After running only road and street courses for Ganassi in 2021, the seven-time NASCAR Cup Series champion added ovals this year. In his Indy 500 debut, he qualified 12th and finished 28th after a late crash.

“I do have a desire to go back (to IndyCar), it’s just at this point, I know what’s required to do a full schedule, and I don’t have that in me,” Johnson told AP. “I don’t have that passion that I need for myself to commit myself to a full season.”

That leaves open the concept of Johnson returning part time with Ganassi, perhaps exclusively on ovals.

“We are fully supportive of Jimmie,” team owner Chip Ganassi said in a statement. “He has been a valued member of our team and if we can find a way to continue working together, we would like to do so.”

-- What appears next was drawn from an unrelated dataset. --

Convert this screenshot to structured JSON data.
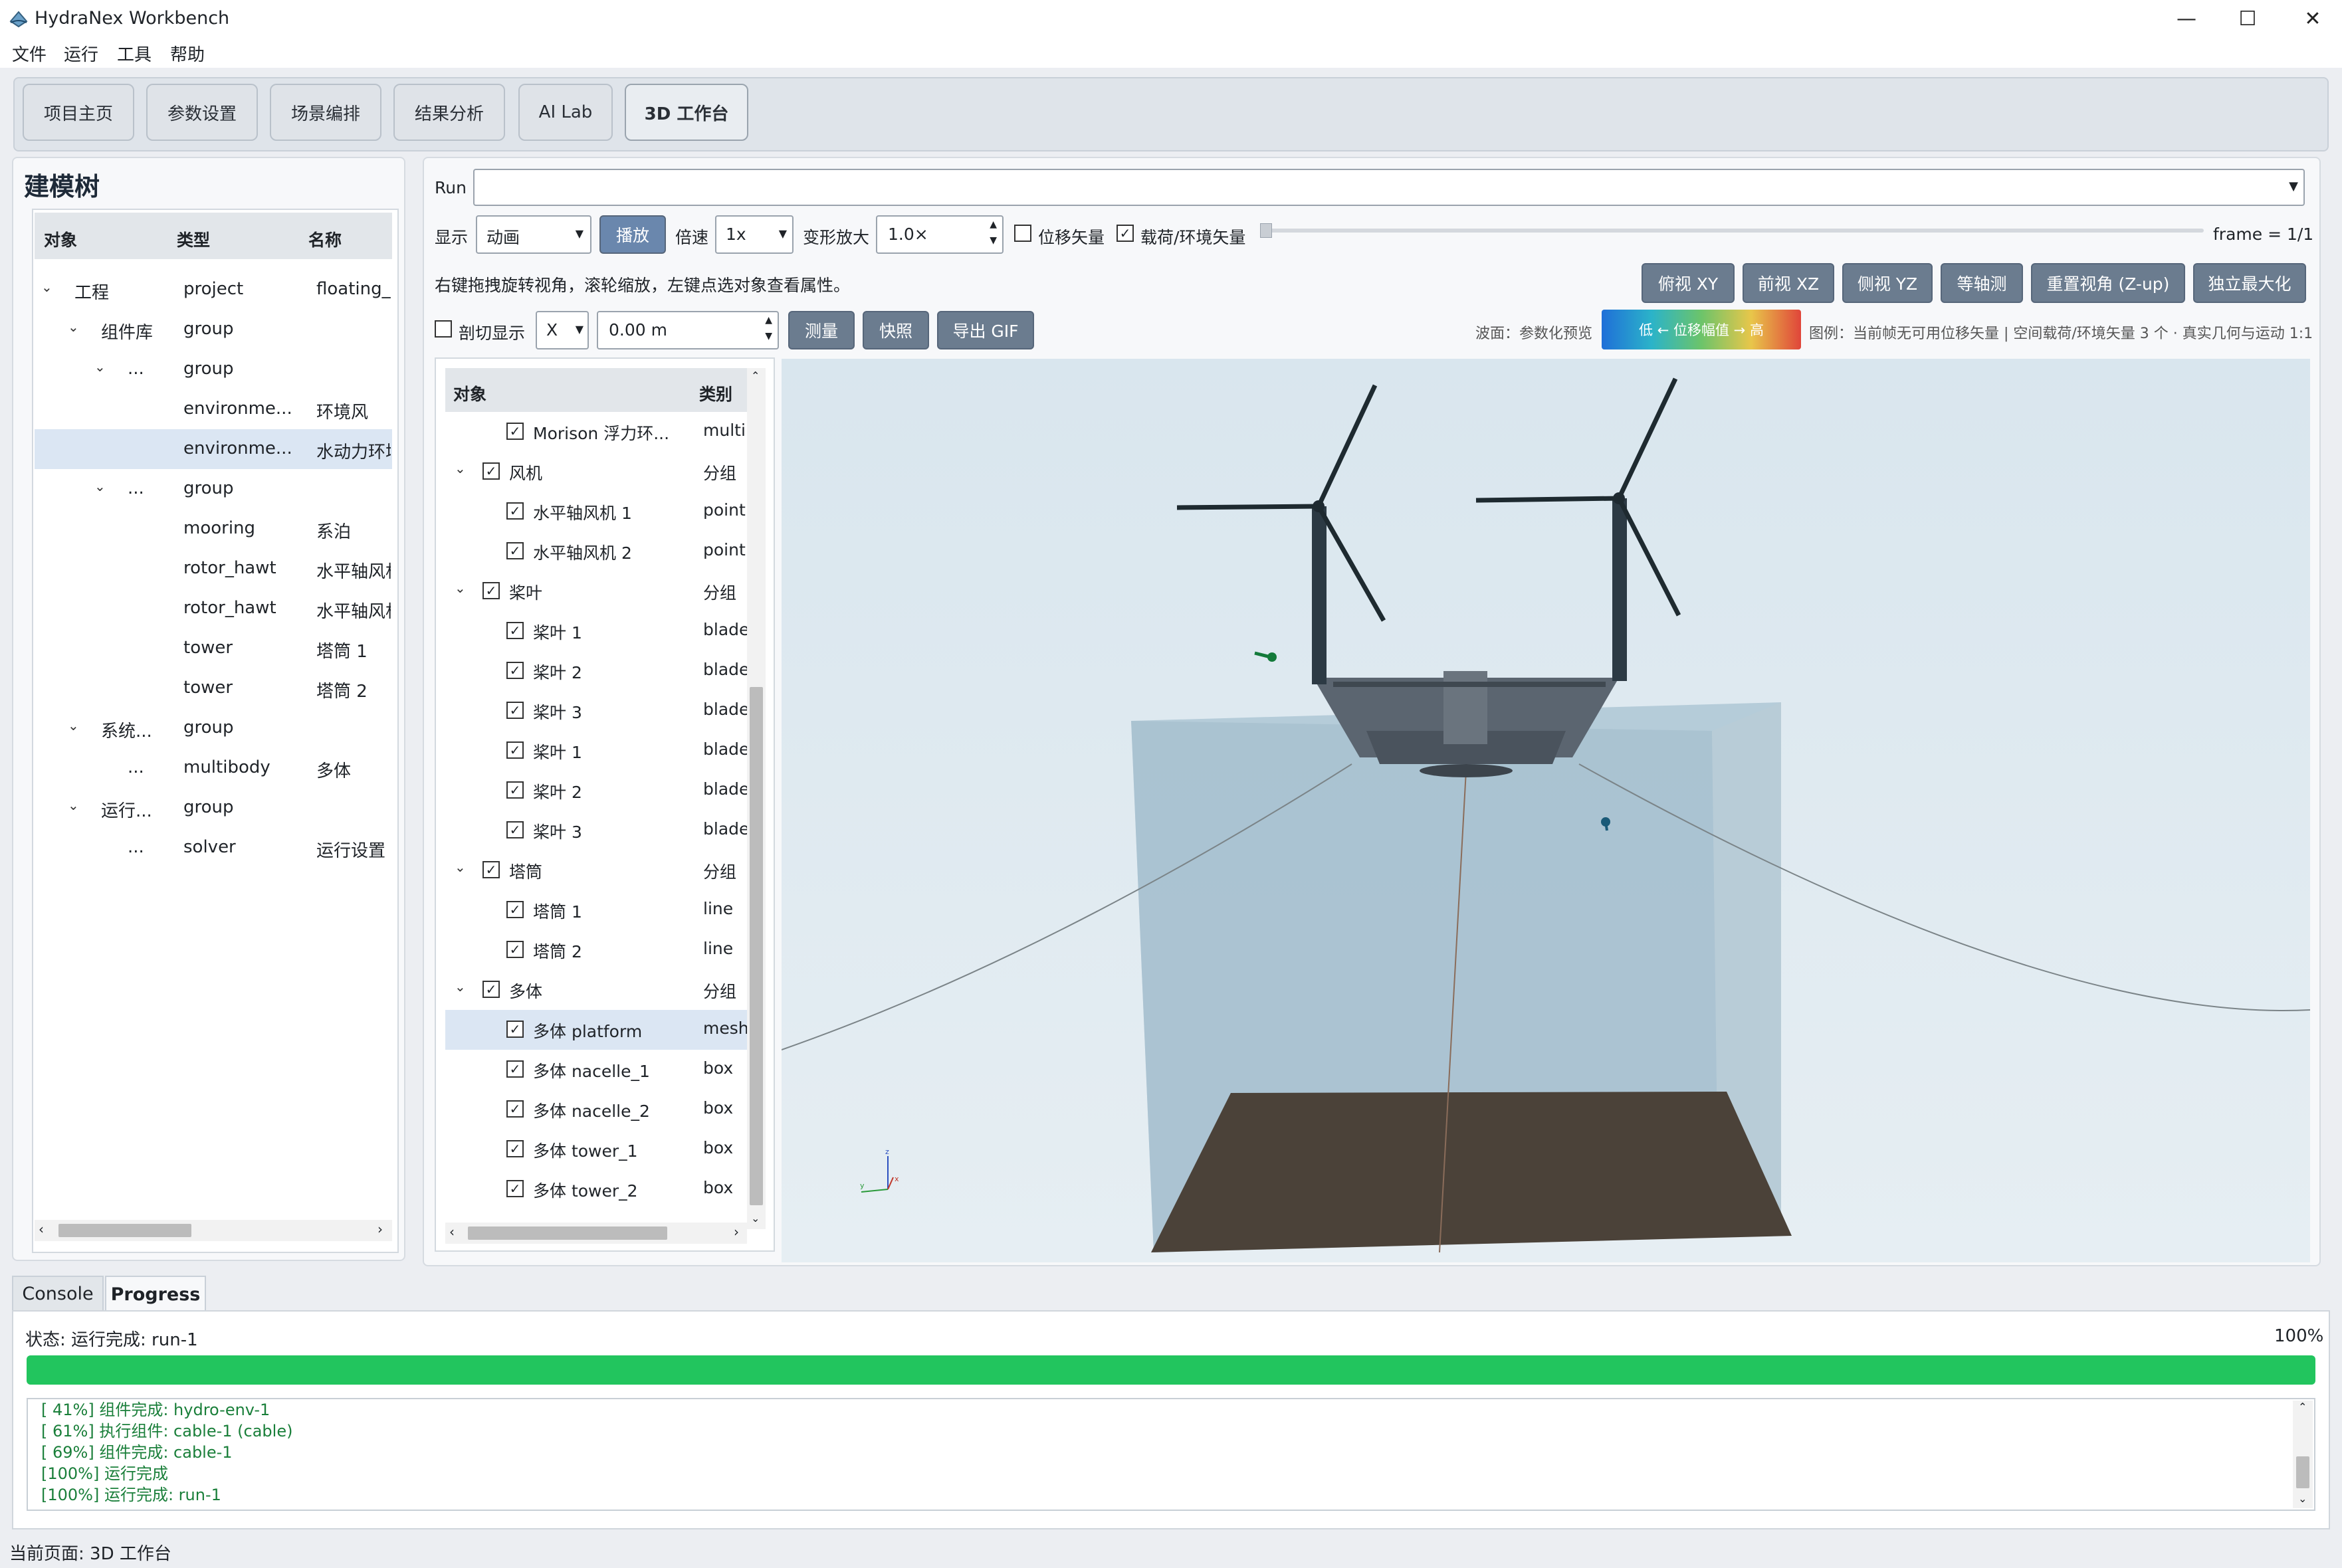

During IndyCar’s season finale race weekend, Johnson told reporters Sept. 9 that he planned to explore his options with wife Chandra and daughters Evie and Lydia. Johnson told the Associated Press that his family is considering living abroad for a year or two, and he has toyed with the idea of running in the World Endurance Championship sports car series because of its international locales.

Johnson hasn’t ruled out IndyCar, IMSA sports cars or even a cameo in NASCAR next year. Since retiring from full-time NASCAR after the 2020 season, he has entered the endurance races of the IMSA WeatherTech SportsCar Championship in the No. 48 Ally Cadillac (including Saturday’s Petit Le Mans season finale). Johnson also wants to race in the 24 Hours of Le Mans and is a prime candidate for the Garage 56 entry (a joint project of NASCAR and Hendrick Motorsports).

Johnson told the AP he is interested in becoming the latest driver to try “The Double” and run both the Coca-Cola 600 and Indy 500 on the same day (the most recent was Kurt Busch in 2014).

“You know me and endurance sports, and ‘The Double’ sounds awesome,” Johnson, a four-time Coke 600 winner, told AP. “I’ve always had this respect for the guys who have done ‘The Double.’ I would say it is more of a respect thing than a bucket-list item, and I’d love to put some energy into that idea and see if I can pull it off.”

It is less likely that he would return to IMSA’s endurance events because its top prototype series is being overhauled, limiting the amount of inventory available for the new LMDh cars in the rebranded GTP division.

Johnson has confirmed that he would retain primary sponsor Carvana, which has backed him in IndyCar the past two years. He revealed his decision Monday during the last episode of “Reinventing the Wheel,” Carvana Racing’s eight-part docuseries about his 2023 season.

“I’m thankful for the partnership with a company like Carvana for allowing me to take this journey in IndyCar, for seeing the value in our partnership and being open to future opportunities together,” Johnson said. “They have truly showed me that there are no finish lines in life. Along with Carvana, The American Legion, Ally, cbdMD and Frank August were there every step of the way, and I couldn’t have done it without all of them. Most importantly — and the true rockstars in all of this –my family, Chani, Evie and Lydia. They have always allowed me to chase my dreams, and we are all just really excited about what the future holds for all of us. I have enjoyed every minute of these last two years.”

Said Carvana co-founder Ryan Keeton: “During the past two years, Jimmie Johnson has been so amazing to collaborate with. Our team admires his passion, hard work and commitment to continuous improvement while also having fun, and we look forward to continuing to support him next year in this new chapter.”